Surat kabar ini berkantor di Pasar Senen, Batavia. Tjokroaminoto sesekali mengisi halaman pertama, misalnya seperti pada 21 Juli 1929 saat ia menulis soal budi pekerti Islam buat kaum miskin.

Takashi Shiraishi penulis buku Zaman Bergerak: Radikalisme Rakyat di Jawa 1912-1926 (2005) mengatakan dalam Tjokroaminoto: Guru Para Pendiri Bangsa (2016) bahwa terdapat perbedaan mendasar antara Oetoesan Hindia dan Fadjar Asia.

Jika Oetoesan Hindia adalah koran Sarekat Islam yang sangat berpengaruh karena dibaca banyak orang, maka Fadjar Asia hanyalah jurnal internal Sarekat Islam, koran yang terbit pada masa-masa kemunduran organisasi tersebut.

“Fadjar Asia muncul saat Sarekat Islam tengah merosot dan berada di bawah bayang-bayang surat kabar sebelumnya,” ujar Shiraishi.

Meski demikian, Fadjar Asia tetap memperlihatkan kesungguhannya dalam membela rakyat yang tertindas.
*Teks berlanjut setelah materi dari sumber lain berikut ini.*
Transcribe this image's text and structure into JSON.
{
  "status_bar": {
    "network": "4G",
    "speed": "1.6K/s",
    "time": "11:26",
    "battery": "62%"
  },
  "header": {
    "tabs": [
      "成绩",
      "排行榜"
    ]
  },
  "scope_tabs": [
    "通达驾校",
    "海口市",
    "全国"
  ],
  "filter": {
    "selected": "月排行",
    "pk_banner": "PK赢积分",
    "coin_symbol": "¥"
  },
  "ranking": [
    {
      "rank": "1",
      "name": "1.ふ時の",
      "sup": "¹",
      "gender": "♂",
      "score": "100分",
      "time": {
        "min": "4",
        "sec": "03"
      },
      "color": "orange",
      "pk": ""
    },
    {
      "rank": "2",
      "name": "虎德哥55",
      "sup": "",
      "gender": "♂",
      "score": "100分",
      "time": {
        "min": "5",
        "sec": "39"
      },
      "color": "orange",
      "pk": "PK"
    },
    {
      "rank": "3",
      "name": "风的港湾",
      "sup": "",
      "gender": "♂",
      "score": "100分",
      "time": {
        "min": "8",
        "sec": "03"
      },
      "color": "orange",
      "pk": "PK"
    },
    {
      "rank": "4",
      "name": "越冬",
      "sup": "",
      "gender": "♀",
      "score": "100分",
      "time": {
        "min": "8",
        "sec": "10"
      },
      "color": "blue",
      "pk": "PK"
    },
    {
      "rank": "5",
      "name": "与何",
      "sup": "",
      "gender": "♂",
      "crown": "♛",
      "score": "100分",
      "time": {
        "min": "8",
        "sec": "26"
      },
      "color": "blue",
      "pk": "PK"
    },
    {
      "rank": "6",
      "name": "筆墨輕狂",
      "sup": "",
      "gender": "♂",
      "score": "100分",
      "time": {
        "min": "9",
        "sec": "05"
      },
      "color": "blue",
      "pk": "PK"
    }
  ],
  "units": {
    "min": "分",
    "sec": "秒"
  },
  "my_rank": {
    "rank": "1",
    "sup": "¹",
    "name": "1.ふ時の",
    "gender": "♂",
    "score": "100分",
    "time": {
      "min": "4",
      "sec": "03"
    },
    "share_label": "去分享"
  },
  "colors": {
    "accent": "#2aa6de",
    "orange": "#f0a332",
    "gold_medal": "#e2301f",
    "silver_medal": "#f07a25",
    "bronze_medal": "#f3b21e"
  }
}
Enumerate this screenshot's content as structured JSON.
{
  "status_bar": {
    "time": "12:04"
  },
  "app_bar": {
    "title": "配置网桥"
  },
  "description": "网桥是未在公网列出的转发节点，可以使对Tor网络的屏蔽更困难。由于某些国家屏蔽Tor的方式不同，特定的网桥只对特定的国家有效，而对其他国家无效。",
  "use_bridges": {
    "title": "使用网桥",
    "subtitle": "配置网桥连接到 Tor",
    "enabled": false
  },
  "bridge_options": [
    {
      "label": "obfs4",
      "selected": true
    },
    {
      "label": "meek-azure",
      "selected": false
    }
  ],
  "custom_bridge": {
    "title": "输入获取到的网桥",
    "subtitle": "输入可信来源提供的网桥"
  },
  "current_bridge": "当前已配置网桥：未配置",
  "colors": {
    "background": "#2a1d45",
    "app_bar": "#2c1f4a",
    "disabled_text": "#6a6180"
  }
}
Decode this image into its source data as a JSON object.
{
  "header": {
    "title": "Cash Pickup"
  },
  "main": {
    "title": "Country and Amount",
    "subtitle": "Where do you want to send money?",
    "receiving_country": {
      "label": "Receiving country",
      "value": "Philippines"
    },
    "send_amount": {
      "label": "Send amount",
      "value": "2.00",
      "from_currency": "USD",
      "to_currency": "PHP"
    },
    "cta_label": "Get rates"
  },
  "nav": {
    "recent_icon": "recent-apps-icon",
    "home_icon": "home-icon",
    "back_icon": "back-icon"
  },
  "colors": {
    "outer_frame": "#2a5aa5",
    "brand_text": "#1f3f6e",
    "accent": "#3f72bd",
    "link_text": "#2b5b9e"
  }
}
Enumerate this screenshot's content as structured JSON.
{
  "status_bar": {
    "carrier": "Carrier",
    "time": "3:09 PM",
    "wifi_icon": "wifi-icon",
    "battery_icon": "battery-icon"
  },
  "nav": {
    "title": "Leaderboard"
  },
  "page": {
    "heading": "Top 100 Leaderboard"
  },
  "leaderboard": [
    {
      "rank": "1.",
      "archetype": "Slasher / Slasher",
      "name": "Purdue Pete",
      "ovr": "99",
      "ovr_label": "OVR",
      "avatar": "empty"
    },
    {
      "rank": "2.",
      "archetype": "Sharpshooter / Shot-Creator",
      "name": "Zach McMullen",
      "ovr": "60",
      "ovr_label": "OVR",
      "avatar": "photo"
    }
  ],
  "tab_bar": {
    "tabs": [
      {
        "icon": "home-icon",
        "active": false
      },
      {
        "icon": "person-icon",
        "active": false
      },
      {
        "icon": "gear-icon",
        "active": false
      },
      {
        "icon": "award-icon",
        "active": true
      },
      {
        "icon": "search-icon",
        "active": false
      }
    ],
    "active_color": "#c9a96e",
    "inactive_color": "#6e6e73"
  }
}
Agus Salim sebagai pimpinan sampai harus turun ke lapangan, masuk ke daerah-daerah perkebunan di pedalaman Pulau Jawa, Sumatra, dan Kalimantan.

“Ia (Agus Salim) melaporkan keadaan buruh-buruh yang diperas tenaganya dengan upah yang sangat minim,” tulis penyusun Seratus Tahun Haji Agus Salim (1984).


Membela Rakyat dan Anjuran Kembali kepada Islam

 Sebagai redaktur, Kartosoewirjo pun banyak menulis di surat kabar itu. Beberapa tulisannya di Fadjar Asia belakangan dikumpulkan dan diterbitkan bertajuk Nasib Rakyat di Tanah Jajahan (2018).

Seperti tulisan-tulisan Agus Salim yang banyak melaporkan kondisi rakyat yang menderita, Kartosoewirjo pun menulis dengan langgam serupa. Namun, dalam beberapa artikel ia berkali-kali menekankan tentang pentingnya berserah kepada Allah Swt dan kembali kepada jalan Islam. Hal ini sebetulnya tak mengherankan karena seperti ditulis sebelumnya, surat kabar ini memosisikan dirinya sebagai “penerangan Islam tentang agama, adab, dan politik”.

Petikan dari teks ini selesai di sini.